I had a recent outage on a Nginx/Rails application server. It turned out we were being bombarded by requests to a particular URL that takes a few seconds to load. It appears that a user was continually refreshing that page for a number of minutes – my guess is they accidentally put some object on their keyboard in such a way as to trigger a constant stream of browser refreshes.
Regardless of the cause, I need to put protection in place against this kind of problem, and note that this is not static content – it’s dynamic, user-specific content sitting behind authentication.
I’ve looked into using Cache-Control but this appears to be a non-starter – on Chrome at least, refreshing a page within the same tab will trigger a request regardless of the Cache-Control header (cf iis – Is Chrome ignoring Cache-Control: max-age? – Stack Overflow)
I believe the answer may be rate limiting. If so, I wouldn’t be able to do it based on IP because many of our customers share the same one. However I may be able to add a new header to identify a user and then apply rate limiting in Nginx based on this.
Does this sound like the way forward?
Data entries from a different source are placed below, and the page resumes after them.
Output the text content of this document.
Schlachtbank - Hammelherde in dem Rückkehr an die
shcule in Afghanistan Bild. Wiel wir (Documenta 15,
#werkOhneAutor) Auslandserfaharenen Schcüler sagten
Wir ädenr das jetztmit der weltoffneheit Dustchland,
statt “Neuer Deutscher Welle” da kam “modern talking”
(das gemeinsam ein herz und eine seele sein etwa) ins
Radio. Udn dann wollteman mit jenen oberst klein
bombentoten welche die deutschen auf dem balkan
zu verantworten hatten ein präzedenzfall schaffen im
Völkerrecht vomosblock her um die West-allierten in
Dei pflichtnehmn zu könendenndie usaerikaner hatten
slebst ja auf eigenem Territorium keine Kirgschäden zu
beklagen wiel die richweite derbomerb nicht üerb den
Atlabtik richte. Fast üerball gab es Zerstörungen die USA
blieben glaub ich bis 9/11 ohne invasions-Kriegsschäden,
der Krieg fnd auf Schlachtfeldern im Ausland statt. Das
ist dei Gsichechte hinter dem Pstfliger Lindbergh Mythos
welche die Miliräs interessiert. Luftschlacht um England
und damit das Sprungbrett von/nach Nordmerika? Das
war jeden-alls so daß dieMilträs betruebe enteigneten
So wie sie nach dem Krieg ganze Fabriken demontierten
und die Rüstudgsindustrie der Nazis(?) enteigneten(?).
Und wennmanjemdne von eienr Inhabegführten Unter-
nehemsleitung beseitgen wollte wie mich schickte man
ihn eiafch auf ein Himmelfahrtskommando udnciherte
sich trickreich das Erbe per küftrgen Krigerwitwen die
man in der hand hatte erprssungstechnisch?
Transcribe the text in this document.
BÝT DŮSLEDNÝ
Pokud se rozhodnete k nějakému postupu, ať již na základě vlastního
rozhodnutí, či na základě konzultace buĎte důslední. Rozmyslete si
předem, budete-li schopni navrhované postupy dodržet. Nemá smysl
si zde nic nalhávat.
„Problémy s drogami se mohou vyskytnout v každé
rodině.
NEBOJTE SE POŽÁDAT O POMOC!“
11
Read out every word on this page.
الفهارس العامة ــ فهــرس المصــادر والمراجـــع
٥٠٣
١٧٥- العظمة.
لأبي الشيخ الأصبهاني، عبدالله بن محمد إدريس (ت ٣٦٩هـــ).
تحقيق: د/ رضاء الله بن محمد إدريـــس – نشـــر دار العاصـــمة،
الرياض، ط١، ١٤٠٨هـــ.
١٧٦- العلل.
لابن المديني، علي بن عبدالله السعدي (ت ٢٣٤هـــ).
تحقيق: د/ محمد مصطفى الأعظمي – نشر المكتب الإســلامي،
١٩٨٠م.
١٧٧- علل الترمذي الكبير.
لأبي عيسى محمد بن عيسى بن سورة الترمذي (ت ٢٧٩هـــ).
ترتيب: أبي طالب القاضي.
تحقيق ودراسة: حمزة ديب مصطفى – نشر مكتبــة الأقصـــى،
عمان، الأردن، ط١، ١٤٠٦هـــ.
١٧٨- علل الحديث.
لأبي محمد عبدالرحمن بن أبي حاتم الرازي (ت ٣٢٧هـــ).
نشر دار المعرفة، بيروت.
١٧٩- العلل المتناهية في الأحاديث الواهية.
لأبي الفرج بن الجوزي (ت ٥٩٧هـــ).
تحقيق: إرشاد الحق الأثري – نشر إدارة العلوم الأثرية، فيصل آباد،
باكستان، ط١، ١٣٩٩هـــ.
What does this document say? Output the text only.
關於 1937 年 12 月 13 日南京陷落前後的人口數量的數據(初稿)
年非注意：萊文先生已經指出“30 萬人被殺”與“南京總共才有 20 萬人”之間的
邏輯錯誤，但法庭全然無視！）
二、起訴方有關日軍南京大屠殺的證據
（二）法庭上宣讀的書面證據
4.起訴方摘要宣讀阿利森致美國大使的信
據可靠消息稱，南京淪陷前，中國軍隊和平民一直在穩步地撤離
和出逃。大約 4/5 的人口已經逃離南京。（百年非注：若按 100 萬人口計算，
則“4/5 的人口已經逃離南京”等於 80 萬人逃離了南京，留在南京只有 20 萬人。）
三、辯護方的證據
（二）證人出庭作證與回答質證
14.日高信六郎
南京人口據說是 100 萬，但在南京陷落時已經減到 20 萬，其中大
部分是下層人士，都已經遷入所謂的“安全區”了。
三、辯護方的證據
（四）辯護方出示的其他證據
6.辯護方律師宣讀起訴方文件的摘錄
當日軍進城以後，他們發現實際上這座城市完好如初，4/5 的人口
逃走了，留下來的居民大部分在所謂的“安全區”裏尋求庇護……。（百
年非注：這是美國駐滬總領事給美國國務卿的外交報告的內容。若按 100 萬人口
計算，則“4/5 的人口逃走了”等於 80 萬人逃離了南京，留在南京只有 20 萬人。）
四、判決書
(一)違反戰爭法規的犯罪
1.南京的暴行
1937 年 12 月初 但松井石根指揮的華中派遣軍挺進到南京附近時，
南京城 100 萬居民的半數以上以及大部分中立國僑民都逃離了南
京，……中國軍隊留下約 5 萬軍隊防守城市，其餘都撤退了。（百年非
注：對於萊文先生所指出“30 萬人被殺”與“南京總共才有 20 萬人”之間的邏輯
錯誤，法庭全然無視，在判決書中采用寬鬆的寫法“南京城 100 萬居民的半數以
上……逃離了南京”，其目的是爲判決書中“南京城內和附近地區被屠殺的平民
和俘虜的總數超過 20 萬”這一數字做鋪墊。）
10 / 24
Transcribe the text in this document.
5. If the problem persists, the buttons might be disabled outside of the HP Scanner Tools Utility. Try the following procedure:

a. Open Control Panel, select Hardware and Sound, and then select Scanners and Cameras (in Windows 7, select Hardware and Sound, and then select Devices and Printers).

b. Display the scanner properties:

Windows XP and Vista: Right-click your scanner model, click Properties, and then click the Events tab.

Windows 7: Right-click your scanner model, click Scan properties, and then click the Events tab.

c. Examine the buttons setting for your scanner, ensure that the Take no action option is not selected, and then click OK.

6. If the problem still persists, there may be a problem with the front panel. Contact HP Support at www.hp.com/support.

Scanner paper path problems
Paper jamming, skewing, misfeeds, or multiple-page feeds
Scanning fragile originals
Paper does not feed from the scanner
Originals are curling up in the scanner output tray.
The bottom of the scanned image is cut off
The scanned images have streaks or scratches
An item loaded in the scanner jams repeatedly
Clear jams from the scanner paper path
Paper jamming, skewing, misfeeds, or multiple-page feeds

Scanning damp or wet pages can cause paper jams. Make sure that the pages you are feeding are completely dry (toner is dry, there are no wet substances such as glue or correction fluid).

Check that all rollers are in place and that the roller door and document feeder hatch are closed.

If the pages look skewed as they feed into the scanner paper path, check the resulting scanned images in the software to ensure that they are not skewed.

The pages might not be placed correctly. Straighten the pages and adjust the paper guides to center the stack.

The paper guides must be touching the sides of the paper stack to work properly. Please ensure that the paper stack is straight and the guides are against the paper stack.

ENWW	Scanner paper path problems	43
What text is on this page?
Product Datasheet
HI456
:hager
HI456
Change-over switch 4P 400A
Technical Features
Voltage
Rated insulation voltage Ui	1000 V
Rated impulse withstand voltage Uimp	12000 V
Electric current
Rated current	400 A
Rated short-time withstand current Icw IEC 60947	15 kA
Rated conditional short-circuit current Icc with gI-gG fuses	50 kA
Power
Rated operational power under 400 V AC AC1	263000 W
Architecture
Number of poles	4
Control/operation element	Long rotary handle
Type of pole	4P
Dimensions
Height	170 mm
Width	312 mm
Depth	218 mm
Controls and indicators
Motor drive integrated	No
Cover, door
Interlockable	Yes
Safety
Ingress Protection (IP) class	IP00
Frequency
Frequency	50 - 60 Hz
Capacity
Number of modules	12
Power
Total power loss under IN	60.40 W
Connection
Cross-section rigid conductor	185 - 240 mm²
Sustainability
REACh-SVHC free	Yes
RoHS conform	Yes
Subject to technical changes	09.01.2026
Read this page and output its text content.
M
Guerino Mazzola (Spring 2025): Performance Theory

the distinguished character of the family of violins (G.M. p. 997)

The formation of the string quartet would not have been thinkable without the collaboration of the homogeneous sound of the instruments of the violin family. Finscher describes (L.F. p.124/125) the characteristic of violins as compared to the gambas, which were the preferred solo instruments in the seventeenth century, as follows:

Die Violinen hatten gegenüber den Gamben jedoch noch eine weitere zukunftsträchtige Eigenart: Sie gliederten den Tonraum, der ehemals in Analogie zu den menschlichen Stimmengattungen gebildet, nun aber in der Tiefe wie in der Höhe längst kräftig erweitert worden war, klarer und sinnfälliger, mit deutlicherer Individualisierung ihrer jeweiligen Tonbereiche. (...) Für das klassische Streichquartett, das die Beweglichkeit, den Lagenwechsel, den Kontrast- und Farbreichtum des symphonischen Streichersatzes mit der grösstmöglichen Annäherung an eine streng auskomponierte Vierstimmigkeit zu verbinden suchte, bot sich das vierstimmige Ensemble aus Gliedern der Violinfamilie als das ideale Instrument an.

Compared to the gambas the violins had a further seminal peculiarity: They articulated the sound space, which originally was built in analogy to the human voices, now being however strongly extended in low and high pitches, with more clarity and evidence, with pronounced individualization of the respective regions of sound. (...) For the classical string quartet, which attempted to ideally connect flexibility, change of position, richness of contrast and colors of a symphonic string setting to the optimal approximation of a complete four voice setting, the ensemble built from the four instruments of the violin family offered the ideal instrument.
This feels like it should be a fairly common problem!
2
Answers
A colleague of mine suggested a solution that I think is the best fit for our situation. I'll explain why in case this proves useful to anyone else.
Note that we were receiving requests at a low rate - just 6 per second. The reason this was a problem was that the page in question was quite a slow loading report, only accessible to authenticated users.
Server-side caching is not a great solution for us because it needs to be implemented individually on each affected page and we have a complex app with lots of different controllers.
Rate-limiting via Nginx might be viable but tricky to optimise and also has issues with testability.
Anyway, my colleague's solution is as follows: we already have a table that logs details of each request, including the ID of the user that made it. To find out if a user is refreshing too often, we simply schedule a Sidekiq job once every, say, 30 seconds to check this table for users with a refresh rate above our threshold and then kill any active sessions.
How you kill a session depends how you are managing them - in our case, we could simply add a flag to the user that says "rate_limited" and have our Sidekiq job set it to true, and then check the value of this flag on each request. If it's true, the user will be redirected away from the slow page and on to the login screen which will happily deal with refreshing itself 6 times per second.
You could achieve something similar even without a request logging table, e.g. by keeping track of the request rate in a new column on the users table.
Note that this solution is a better UX than Nginx rate-limiting, as users are never actually locked out of the app.
Nginx rate limiting is a fast configuration update if immediate mitigation is needed. As others have mentioned, caching would also be ideal when combined with this.
The
$http_authorization
header or a unique cookie (e.g.$cookie_foo
) could also be used to uniquely identify requests that would collide with the same IP/user-agent values.